In 2016, 19 people at a family party in California, mostly children ranging from 6-18, were poisoned by THC candy included in gift bags. Three ended up in the ICU. Marijuana edibles tend to be strong, and their effects can last for hours. In Massachusetts, cannabis-related poison center calls and visits doubled for individuals aged 0-19 through 2016.  Maine saw a 160% rise from 2016-2018. My home state, Colorado, saw such calls rise from 16 in 2012 to 64 in 2018 for children 0-8. The numbers may be low, but they represent a quadrupling of the ingestion rate for young children over the course of six years. And those are only the reported cases.

Marijuana sweets are dangerous to children, period—especially those who can’t read the labels. For those who can, they’re an attractive, tasty gateway to a gateway drug.

Regulatory Response

In an article published in the New England Journal of Medicine in 2014, physicians Kimber Richter and Sharon Levy warned:

“…although the United States has, since tobacco’s rise, adopted regulatory structures designed to protect consumers, they do not apply to marijuana, in part because marijuana use and sales remain illegal under federal law. Colorado and Washington are developing regulatory infrastructures to fill this gap… No evidence exists regarding which regulations might minimize population harm from marijuana. The marijuana industry’s trajectory could therefore repeat tobacco’s.”
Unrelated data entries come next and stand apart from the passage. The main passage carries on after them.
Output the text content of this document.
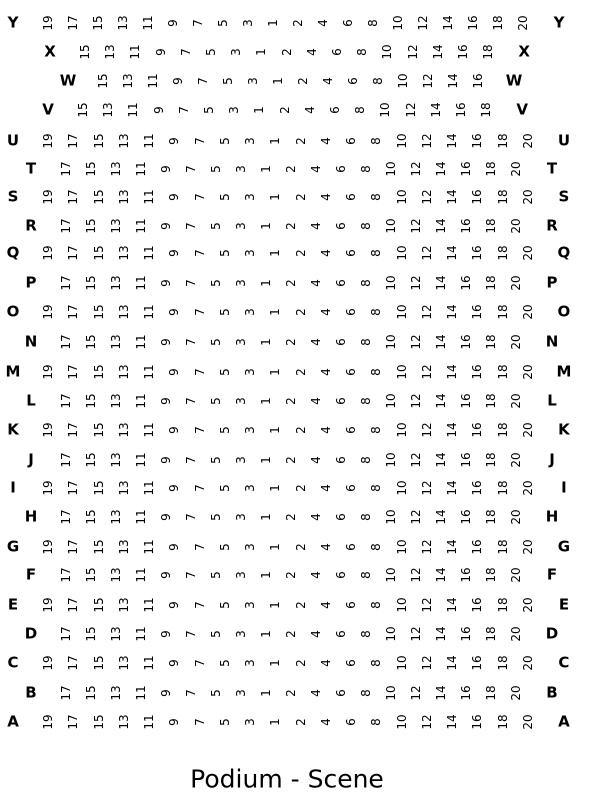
Y 19 17 15 13 11 9 7 5 3 1 2 4 6 8 10 12 14 16 18 20 Y
X 15 13 11 9 7 5 3 1 2 4 6 8 10 12 14 16 18 X
W 15 13 11 9 7 5 3 1 2 4 6 8 10 12 14 16 W
V 15 13 11 9 7 5 3 1 2 4 6 8 10 12 14 16 18 V
U 19 17 15 13 11 9 7 5 3 1 2 4 6 8 10 12 14 16 18 20 U
T 17 15 13 11 9 7 5 3 1 2 4 6 8 10 12 14 16 18 20 T
S 19 17 15 13 11 9 7 5 3 1 2 4 6 8 10 12 14 16 18 20 S
R 17 15 13 11 9 7 5 3 1 2 4 6 8 10 12 14 16 18 20 R
Q 19 17 15 13 11 9 7 5 3 1 2 4 6 8 10 12 14 16 18 20 Q
P 17 15 13 11 9 7 5 3 1 2 4 6 8 10 12 14 16 18 20 P
O 19 17 15 13 11 9 7 5 3 1 2 4 6 8 10 12 14 16 18 20 O
N 17 15 13 11 9 7 5 3 1 2 4 6 8 10 12 14 16 18 20 N
M 19 17 15 13 11 9 7 5 3 1 2 4 6 8 10 12 14 16 18 20 M
L 17 15 13 11 9 7 5 3 1 2 4 6 8 10 12 14 16 18 20 L
K 19 17 15 13 11 9 7 5 3 1 2 4 6 8 10 12 14 16 18 20 K
J 17 15 13 11 9 7 5 3 1 2 4 6 8 10 12 14 16 18 20 J
I 19 17 15 13 11 9 7 5 3 1 2 4 6 8 10 12 14 16 18 20 I
H 17 15 13 11 9 7 5 3 1 2 4 6 8 10 12 14 16 18 20 H
G 19 17 15 13 11 9 7 5 3 1 2 4 6 8 10 12 14 16 18 20 G
F 17 15 13 11 9 7 5 3 1 2 4 6 8 10 12 14 16 18 20 F
E 19 17 15 13 11 9 7 5 3 1 2 4 6 8 10 12 14 16 18 20 E
D 17 15 13 11 9 7 5 3 1 2 4 6 8 10 12 14 16 18 20 D
C 19 17 15 13 11 9 7 5 3 1 2 4 6 8 10 12 14 16 18 20 C
B 17 15 13 11 9 7 5 3 1 2 4 6 8 10 12 14 16 18 20 B
A 19 17 15 13 11 9 7 5 3 1 2 4 6 8 10 12 14 16 18 20 A
Podium - Scene
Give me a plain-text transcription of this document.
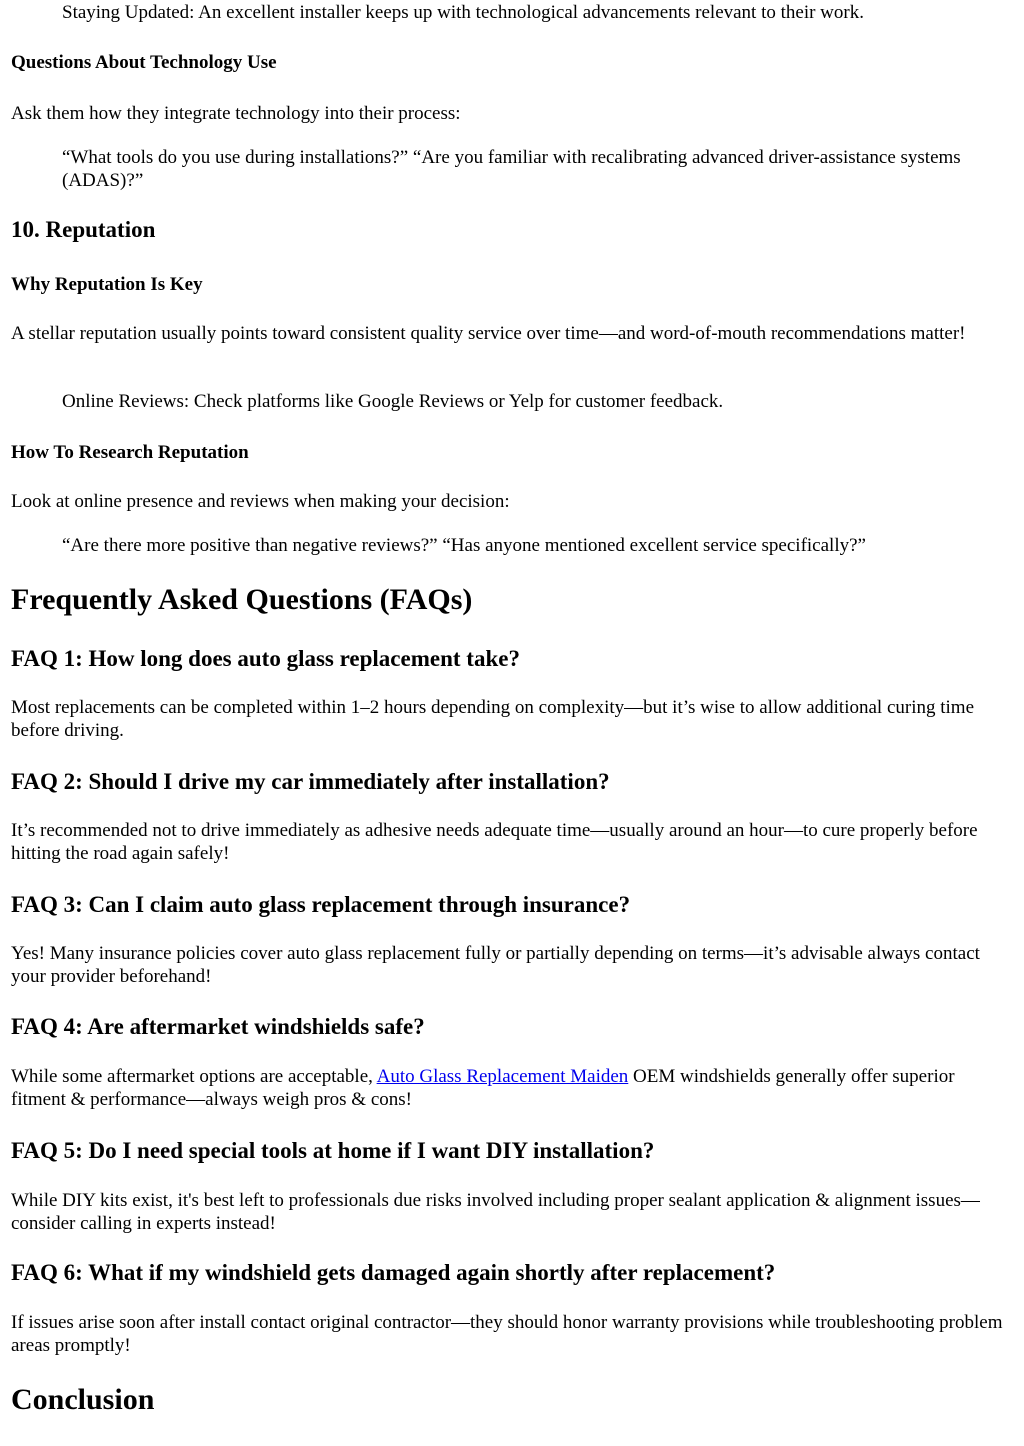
Staying Updated: An excellent installer keeps up with technological advancements relevant to their work.

Questions About Technology Use

Ask them how they integrate technology into their process:

“What tools do you use during installations?” “Are you familiar with recalibrating advanced driver-assistance systems (ADAS)?”

10. Reputation
Why Reputation Is Key

A stellar reputation usually points toward consistent quality service over time—and word-of-mouth recommendations matter!

Online Reviews: Check platforms like Google Reviews or Yelp for customer feedback.

How To Research Reputation

Look at online presence and reviews when making your decision:

“Are there more positive than negative reviews?” “Has anyone mentioned excellent service specifically?”

Frequently Asked Questions (FAQs)
FAQ 1: How long does auto glass replacement take?

Most replacements can be completed within 1–2 hours depending on complexity—but it’s wise to allow additional curing time before driving.

FAQ 2: Should I drive my car immediately after installation?

It’s recommended not to drive immediately as adhesive needs adequate time—usually around an hour—to cure properly before hitting the road again safely!

FAQ 3: Can I claim auto glass replacement through insurance?

Yes! Many insurance policies cover auto glass replacement fully or partially depending on terms—it’s advisable always contact your provider beforehand!

FAQ 4: Are aftermarket windshields safe?

While some aftermarket options are acceptable, Auto Glass Replacement Maiden OEM windshields generally offer superior fitment & performance—always weigh pros & cons!

FAQ 5: Do I need special tools at home if I want DIY installation?

While DIY kits exist, it's best left to professionals due risks involved including proper sealant application & alignment issues—consider calling in experts instead!

FAQ 6: What if my windshield gets damaged again shortly after replacement?

If issues arise soon after install contact original contractor—they should honor warranty provisions while troubleshooting problem areas promptly!

Conclusion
So far, the most obvious federal response has been a strong warning from the Surgeon General in late 2019. This warning focused on the damage marijuana does to the developing brain. This statement is important, but has no legislative enforcement; it’s just another warning among many provided by the medical community.

Meanwhile, as of 2018, Colorado alone had 3,101 places one could legally purchase marijuana products, even though most towns and municipalities in Colorado have taken the lead in banning marijuana products. Significant marijuana regulations do exist in Colorado, but regulators’ ability to regularly inspect all businesses and home grow rooms remains questionable. Some sources claim the industry mostly drives the regulatory system here and in other states. And despite a steep sales tax in California, only half the expected taxes have been collected. It’s cheaper to buy pot on the black market.

Summary

Although some efforts have been made to control marijuana proliferation, they’re mostly limited to the grassroots and local levels. Federal levels of control remain limited and ineffective, as do state efforts. Despite fighting the Big Tobacco behemoth for 60+ years, and scoring wins, we’re once again falling for the underhanded and sometimes despicable tactics Big Tobacco used to get a stranglehold on the public. Our children are in great danger, now and in the future. Big Marijuana is looming on the horizon like Godzilla—or Potzilla—but unlike that monster, its toll will be real, and many times more tragic than it has been already.